Sedangkan menurut Imam al-Subki perdagangan mata uang asing ini, sebagaimana dikutip Sura’i mengatakan bahwa pendapat yang populer pada mazhab Syafi’I adalah boleh hukumnya melakukan transaksi dengan mata uang dirham yang tengah berlaku walaupun ditukar dengan dirham biasa, sedangkan dirham sebagai mata uang negara yang mempunyai cap, maka transaksi semacam ini dibolehkan. Kemudian ia berkata berlakunya transaksi dengan mempertukarkan mata uang yang tidak sejenis tidaklah ada halangannya, asalkan secara tunai, Namun demikian apakah diperbolehkan mempertukarkan mata uang yang sama namanya tetapi berbeda negara yang memilikinya seperti dinar Marokko dengan dinar Maghribi. Dalam hal ini Imam al-Subki tidak menemukan adanya riwayat yang melarang tetapi pendapat yang terkuat adalah membolehkannya.

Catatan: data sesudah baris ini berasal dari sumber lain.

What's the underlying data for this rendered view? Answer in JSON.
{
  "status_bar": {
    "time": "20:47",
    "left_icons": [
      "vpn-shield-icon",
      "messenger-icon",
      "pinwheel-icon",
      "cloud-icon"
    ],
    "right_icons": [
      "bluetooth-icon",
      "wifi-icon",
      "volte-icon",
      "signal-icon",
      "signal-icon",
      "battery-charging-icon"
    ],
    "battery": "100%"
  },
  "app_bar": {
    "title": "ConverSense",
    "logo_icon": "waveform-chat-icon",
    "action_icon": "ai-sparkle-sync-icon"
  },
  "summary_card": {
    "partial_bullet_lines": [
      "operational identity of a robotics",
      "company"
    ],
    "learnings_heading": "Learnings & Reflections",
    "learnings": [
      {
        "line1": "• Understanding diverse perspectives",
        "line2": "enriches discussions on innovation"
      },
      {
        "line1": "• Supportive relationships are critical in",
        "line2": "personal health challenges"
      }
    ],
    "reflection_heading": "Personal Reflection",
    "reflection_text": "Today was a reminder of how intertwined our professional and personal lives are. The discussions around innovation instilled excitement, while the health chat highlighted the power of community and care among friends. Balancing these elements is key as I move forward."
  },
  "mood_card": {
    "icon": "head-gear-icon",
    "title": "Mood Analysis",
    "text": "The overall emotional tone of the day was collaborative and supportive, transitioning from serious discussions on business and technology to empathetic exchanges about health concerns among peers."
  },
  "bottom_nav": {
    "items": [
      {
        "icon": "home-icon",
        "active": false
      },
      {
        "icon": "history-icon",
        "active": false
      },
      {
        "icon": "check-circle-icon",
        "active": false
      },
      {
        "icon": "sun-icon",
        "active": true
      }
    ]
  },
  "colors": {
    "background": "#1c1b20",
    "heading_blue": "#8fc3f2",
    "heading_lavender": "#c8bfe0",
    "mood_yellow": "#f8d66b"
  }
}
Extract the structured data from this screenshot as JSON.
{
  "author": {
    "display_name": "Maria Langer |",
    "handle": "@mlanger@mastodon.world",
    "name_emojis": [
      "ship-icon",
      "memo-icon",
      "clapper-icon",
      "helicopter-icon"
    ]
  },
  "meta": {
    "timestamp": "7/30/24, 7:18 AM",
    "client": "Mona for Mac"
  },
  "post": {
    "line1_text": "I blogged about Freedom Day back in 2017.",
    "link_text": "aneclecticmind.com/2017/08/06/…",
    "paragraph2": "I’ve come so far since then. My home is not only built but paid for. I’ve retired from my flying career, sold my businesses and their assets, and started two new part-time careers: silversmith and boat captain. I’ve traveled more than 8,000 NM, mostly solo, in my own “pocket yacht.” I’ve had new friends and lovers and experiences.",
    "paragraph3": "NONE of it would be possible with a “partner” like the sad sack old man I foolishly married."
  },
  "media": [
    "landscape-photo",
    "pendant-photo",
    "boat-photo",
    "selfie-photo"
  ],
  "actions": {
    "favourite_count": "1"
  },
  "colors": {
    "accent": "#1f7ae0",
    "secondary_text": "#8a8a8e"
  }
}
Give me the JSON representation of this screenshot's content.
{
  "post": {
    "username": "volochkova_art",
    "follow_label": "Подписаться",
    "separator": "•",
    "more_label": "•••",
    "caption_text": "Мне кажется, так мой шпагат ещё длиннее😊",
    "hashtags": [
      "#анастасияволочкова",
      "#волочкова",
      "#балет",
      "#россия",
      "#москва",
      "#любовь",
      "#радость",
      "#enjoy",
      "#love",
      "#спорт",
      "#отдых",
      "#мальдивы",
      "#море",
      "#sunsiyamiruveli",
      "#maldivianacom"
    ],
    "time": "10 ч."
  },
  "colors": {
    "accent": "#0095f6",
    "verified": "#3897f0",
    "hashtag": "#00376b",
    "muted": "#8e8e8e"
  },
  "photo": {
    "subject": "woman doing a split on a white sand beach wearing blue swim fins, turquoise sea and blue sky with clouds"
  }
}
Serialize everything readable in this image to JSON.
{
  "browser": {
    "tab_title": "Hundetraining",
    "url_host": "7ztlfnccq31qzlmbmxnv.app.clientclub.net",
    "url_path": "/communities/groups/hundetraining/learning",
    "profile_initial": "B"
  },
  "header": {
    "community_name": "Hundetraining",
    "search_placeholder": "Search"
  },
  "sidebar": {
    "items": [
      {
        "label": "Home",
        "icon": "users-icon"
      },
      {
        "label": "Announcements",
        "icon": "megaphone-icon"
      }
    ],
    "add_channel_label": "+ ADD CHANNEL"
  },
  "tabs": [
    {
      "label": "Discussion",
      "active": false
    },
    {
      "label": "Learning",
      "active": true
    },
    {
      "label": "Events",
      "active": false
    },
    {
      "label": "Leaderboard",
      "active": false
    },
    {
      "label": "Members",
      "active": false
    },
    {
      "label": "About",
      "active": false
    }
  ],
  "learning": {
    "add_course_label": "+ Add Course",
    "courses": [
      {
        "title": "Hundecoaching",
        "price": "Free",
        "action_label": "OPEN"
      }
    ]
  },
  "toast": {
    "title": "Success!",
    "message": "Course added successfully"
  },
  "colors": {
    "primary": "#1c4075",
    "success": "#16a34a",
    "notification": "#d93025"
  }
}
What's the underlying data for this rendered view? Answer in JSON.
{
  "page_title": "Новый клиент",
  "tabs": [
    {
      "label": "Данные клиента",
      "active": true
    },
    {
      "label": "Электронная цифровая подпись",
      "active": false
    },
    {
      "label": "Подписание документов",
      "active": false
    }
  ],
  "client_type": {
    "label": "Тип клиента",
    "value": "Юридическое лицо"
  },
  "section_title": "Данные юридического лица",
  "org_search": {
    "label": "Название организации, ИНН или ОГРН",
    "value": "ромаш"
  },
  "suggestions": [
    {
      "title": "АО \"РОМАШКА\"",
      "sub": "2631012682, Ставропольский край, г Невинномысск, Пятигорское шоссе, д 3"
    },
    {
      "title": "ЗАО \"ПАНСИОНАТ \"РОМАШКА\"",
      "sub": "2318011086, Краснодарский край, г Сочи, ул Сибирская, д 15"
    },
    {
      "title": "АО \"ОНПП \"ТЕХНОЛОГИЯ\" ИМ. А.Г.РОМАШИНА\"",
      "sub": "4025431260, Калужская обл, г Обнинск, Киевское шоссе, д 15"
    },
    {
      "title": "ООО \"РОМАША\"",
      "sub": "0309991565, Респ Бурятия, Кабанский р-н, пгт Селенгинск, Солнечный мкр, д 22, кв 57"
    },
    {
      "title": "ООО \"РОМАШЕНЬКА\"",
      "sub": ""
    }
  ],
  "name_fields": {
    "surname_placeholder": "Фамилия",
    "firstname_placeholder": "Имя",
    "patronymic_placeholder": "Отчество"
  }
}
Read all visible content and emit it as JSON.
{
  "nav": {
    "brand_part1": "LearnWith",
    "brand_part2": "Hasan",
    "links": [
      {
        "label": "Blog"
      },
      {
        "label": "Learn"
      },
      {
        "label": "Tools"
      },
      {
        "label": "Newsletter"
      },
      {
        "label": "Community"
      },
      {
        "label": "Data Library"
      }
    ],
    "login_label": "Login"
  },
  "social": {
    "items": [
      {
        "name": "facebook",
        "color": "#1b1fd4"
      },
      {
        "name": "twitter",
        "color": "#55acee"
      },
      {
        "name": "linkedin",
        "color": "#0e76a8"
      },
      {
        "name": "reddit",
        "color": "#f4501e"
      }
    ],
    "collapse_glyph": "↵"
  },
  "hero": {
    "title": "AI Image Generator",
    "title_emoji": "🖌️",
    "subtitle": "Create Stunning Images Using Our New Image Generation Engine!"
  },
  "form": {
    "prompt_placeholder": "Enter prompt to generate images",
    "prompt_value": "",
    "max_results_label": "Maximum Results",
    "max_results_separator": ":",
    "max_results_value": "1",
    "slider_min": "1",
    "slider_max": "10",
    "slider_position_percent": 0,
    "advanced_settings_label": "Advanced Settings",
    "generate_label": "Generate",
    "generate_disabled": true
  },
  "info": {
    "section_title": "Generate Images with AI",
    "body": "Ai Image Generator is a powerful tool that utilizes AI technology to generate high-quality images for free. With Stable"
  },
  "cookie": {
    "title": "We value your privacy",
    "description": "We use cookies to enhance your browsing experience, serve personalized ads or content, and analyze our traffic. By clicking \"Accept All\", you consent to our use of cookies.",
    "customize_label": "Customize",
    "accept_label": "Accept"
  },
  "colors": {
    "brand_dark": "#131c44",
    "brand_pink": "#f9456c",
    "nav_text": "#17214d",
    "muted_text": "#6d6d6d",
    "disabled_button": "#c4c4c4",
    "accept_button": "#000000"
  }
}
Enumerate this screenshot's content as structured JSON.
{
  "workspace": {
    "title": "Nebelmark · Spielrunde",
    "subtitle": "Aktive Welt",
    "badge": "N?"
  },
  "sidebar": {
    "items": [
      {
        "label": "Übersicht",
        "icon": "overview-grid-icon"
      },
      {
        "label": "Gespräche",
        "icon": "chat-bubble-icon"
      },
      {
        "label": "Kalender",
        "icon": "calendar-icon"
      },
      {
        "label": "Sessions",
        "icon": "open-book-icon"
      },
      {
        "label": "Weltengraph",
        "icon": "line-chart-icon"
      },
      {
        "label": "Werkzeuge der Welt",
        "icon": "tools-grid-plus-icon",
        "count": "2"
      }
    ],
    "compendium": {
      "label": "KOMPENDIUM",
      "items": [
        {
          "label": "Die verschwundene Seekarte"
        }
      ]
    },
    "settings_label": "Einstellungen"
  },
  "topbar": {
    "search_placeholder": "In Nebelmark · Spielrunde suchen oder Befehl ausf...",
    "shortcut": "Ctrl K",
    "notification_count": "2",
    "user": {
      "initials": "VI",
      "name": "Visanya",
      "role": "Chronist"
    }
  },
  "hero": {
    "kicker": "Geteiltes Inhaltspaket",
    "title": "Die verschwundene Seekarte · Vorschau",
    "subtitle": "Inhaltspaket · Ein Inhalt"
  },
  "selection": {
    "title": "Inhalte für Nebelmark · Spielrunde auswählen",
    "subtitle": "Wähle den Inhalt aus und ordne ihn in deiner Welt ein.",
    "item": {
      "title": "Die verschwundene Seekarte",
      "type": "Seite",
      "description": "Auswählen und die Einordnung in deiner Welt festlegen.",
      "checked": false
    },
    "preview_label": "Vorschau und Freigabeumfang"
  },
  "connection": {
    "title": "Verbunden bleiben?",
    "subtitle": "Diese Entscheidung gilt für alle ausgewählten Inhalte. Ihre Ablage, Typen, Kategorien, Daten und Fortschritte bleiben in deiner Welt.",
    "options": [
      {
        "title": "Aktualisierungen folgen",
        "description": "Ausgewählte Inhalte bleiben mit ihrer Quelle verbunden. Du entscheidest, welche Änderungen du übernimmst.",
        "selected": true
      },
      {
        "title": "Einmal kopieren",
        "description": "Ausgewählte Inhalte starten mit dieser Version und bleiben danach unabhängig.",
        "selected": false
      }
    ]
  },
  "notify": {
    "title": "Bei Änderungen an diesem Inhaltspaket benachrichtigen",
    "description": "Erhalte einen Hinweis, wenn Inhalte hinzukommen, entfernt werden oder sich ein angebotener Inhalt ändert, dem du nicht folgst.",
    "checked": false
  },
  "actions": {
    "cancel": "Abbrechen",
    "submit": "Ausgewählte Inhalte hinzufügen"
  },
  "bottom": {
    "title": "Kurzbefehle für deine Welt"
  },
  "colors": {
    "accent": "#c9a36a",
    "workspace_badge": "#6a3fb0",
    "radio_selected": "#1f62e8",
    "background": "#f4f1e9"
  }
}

Dalam hal memperjualbelikan valuta asing yang tidak dilakukan secara tunai, Yusuf al-Qardhawi mengatakan tidak diperbolehkan. Oleh karena itu tidak sah jual beli uang dengan sistem penangguhan, bahkan harus dilakukan secara tunai ketika di tempat transaksi. Hanya saja yang menjadi kriteria tunainya sesuatu itu menurut ukurannya sendiri-diri. Dalam hal ni menurut Yusuf al-Qardhawi syara’ telah menyerahkan ukuran tersebut kepada adat kebiasaan yang berlaku di suatu masyarakat. Walaupun demikian, realita tunai ini juga mengikuti hukum darurat yang diukur sesuai dengan ukurannya. Justru itu umat Islam tidak diperkenankan untuk menjual apa yang dibelinya kecuali setelah diterimanya terlebih dahulu barang itu menurut adat kebiasaan yang berlaku.

Berdasarkan beberapa pendapat para ahli hukum Islam di atas, dapatlah disimpulkan bahwa pada dasarnya mereka sepakat tentang bolehnya memperjual belikan valuta asing dari jenis mata uang apapun dan dari negara manapun. Tetapi juga mereka sepakat bahwa transaksi valuta asing harus dilakukan secara tunai dan bertangguh. Hal ini didasarkan pada ketentuan syari’ah seperti yang dijelaskan oleh hadis-hadis Nabi.

Secara normative hukum Isalam, jual beli valuta asing yang dilakukan saat sekarang tidaklah merubah fungsi uang dalam Islam. Karena al-sharf yang dijadikan sebagai salah satu jasa perbankan tidaklah sama dengan perdagangan uang atau memperjual belikan uang yang dalam banyak hal telah merugikan masyarakat banyak, terutama dalam kasus Indonesia.

Perbedaan antara al-sharf dengan perdagangan uang atau jual beli uang, terletak pada hukum yang diterapkan pada al-sharf. Walaupun al-sharf itu merupakan salah satu variasi dari jual beli, akan tetapi ia tidak dihukumi dengan konsep jual beli secara umum, karena dalam konsep jual beli boleh untuk di tangguhkan. Sedangkan dalam variasi jual beli uang dengan uang memakai hukum khusus yang tidak terdapat dalam bai’ mutlak (jual beli barang dengan uang) dan bai’ muqayyadah (jual beli barang dengan barang) yaitu dalam hal tujuan akhirnya. Artinya dalam aqad al-Sharf ini harus dilakukan secara tunai (tidak boleh ditangguhkan).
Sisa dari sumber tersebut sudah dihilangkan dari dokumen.